A new report by the Joint United Nations Programme on HIV/AIDS (UNAIDS) and the World Health Organization (WHO) estimates that the global prevalence of HIV, the proportion of the world’s population infected with the virus that can lead to AIDS, has levelled off.

However, the total number of people living with HIV continues to increase because the world’s population is increasing and people with HIV are living longer. The report estimates 33.2 million people worldwide are living with HIV in 2007.

Improved epidemiological data and estimating methods have improved analysts’ understanding of the global HIV situation, leading to substantial revisions in estimates compared to previous figures, said a statement issued on the WHO website earlier today, 20th November. Last year the total number of people living with HIV was estimated to be 39.5 million.

The new figures mostly reflect the revision of estimates in India after what has been described as “an intensive reassessment of the epidemic in that country”. Together with reassessments of estimates for the five sub-Saharan African countries of Angola, Kenya, Mozambique, Nigeria, and Zimbabwe, the revised figures for India account for 70 per cent of the reduction in estimated HIV prevalence from 2006 to 2007.

UNAIDS Executive Director Dr Peter Piot said:

“These improved data present us with a clearer picture of the AIDS epidemic, one that reveals both challenges and opportunities.”

“Unquestionably, we are beginning to see a return on investment; new HIV infections and mortality are declining and the prevalence of HIV levelling. But with more than 6,800 new infections and over 5,700 deaths each day due to AIDS we must expand our efforts in order to significantly reduce the impact of AIDS worldwide,” he added.

The global incidence rate of HIV, that is the number of people newly infected every year, is now estimated to have peaked toward the end of the 1990s at over 3 million. The estimate for 2007 is 2.5 million, which, as Piot pointed out, represents more than 6,800 new infections a day.

Experts suggest this reflects not only the result of HIV prevention campaigns, but the natural course of epidemics.

The number of people dying from AIDS and related illnesses has also gone down in the last two years, partly because antiretroviral therapy improves survival. However, globally, AIDS remains one of the leading causes of death, and in Africa it is still the number 1 killer. 2.1 million people will have died of AIDS in 2007, suggests the report.

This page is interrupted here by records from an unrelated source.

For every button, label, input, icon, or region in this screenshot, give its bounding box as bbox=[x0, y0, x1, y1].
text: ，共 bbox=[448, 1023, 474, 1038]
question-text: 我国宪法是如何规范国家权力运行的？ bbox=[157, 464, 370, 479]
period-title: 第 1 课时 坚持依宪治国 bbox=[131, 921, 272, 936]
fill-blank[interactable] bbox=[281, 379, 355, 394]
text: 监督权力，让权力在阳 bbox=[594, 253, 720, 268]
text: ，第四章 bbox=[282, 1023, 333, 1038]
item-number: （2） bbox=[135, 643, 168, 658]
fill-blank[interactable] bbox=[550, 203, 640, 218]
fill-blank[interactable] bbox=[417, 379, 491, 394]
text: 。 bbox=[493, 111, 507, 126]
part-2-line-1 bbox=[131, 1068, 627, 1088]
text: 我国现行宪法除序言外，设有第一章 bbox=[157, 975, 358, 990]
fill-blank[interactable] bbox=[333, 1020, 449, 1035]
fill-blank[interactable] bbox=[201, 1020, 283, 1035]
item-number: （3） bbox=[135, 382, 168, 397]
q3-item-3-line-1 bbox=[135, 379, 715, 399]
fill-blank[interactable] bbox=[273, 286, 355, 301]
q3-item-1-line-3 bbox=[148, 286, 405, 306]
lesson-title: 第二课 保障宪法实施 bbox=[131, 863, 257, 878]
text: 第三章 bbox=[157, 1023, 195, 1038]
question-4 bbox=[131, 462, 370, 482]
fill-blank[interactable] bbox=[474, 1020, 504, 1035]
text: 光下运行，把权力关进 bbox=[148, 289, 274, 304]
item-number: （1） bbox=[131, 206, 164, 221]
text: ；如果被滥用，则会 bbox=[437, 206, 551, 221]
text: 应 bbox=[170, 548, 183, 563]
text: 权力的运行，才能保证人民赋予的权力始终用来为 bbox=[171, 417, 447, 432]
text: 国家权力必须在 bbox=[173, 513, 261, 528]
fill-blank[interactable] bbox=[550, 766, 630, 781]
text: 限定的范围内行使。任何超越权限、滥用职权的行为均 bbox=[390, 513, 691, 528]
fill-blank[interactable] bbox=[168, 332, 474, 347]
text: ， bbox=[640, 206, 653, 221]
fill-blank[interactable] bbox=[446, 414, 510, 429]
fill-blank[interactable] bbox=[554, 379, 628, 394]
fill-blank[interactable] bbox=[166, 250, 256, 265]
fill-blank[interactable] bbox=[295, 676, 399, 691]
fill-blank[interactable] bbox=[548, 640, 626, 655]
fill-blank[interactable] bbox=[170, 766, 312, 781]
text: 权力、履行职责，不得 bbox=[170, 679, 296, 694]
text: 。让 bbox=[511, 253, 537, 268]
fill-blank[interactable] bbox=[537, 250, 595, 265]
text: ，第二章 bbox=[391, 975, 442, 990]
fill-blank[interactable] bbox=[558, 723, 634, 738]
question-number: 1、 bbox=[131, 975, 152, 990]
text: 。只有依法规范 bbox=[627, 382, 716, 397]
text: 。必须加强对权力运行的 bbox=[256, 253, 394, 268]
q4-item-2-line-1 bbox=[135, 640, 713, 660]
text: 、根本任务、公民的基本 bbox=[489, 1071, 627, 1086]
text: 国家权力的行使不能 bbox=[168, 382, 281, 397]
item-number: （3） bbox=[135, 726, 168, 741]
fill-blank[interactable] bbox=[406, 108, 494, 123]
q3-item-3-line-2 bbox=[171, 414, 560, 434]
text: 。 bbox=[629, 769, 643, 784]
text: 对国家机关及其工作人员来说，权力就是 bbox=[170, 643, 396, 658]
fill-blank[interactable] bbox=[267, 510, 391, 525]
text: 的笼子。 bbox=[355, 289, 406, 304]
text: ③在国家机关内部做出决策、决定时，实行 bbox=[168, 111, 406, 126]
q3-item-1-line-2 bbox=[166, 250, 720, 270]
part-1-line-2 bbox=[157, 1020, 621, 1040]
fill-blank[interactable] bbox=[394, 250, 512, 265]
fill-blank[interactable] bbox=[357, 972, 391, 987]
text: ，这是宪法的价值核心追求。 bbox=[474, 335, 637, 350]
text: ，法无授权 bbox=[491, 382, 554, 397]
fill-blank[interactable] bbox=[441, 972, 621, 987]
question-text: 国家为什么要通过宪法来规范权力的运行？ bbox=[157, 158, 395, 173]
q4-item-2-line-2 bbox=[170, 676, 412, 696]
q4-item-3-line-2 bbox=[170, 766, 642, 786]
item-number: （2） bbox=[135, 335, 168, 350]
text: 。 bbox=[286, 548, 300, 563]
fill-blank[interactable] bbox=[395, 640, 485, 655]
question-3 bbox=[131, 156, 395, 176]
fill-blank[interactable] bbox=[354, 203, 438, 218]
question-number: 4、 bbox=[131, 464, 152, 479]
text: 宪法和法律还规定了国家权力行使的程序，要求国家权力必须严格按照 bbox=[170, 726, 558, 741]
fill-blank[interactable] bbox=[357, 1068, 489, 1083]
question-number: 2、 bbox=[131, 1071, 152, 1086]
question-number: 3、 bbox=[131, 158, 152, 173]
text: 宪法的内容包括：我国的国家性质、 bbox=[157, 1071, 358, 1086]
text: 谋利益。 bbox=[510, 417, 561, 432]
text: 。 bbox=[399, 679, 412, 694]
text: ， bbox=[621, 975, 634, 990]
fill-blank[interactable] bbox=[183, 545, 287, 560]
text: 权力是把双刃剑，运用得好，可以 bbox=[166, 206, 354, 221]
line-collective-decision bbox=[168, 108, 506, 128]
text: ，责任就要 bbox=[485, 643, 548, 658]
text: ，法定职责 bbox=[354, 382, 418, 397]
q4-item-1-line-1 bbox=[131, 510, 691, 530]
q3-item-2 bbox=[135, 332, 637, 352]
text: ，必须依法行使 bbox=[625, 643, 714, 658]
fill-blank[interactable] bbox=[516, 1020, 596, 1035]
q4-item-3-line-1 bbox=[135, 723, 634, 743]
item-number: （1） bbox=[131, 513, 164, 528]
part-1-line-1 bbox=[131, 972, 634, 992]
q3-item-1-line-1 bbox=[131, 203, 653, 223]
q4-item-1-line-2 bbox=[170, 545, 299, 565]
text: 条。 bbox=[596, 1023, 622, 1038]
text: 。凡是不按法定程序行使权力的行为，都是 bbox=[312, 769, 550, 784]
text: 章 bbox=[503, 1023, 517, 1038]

Within Africa, there were an estimated 1.7 million new HIV infections in the sub-Saharan region in 2007, which is significantly lower than the 2001 estimate. However, the region is still severely affected and is home to an estimated 22.5 million people infected with HIV, representing 68 per cent of the total global number. Nearly one third of the world’s total HIV infections and AIDS related deaths occur in eight countries in sub-Saharan Africa.

In Eastern Europe and Central Asia, the number of people living with HIV has increased by over 150 per cent since 2001, from 630 thousand to 1.6 million in 2007.

UNAIDS and WHO explained in their joint statement that the estimates in the new report reflect improvements in the way data from each country is collected and analysed, as well as a better understanding of how HIV develops and spreads. They said “This information is vital in helping countries understand their epidemics and respond to them more effectively.”

Data collection and analysis methods have improved most significantly in sub-Saharan Africa and Asia, and 30 countries in other African regions have carried out population based household surveys, which have helped to improve estimates for countries with similar epidemics but no household survey data to go on.

WHO’s HIV/AIDS Director Dr Kevin De Cock said that reliable data was essential to providing an effective response to the HIV/AIDS epidemic but that:

“While these new estimates are of better quality than those of the past, we need to continue investing more in all countries and all aspects of strategic information relating to health.”

While praising the improved quality of the epidemiological data used by UNAIDS and WHO, Ron Brookmeyer, Professor of Biostatistics and Chair of the Master of Public Health Program, The Johns Hopkins Bloomberg School of Public Health, said there was still further to go:

“Nevertheless, there is a need to further improve the representativeness of the underlying data. There is a need to expand disease surveillance systems to better track the sub-epidemics in risk populations within each country.”

UNAIDS and WHO representatives stressed that while the figures appear to be improving, there was still an urgent need for action and funds to ensure every single human being in the world had access to HIV prevention, treatment, care and support.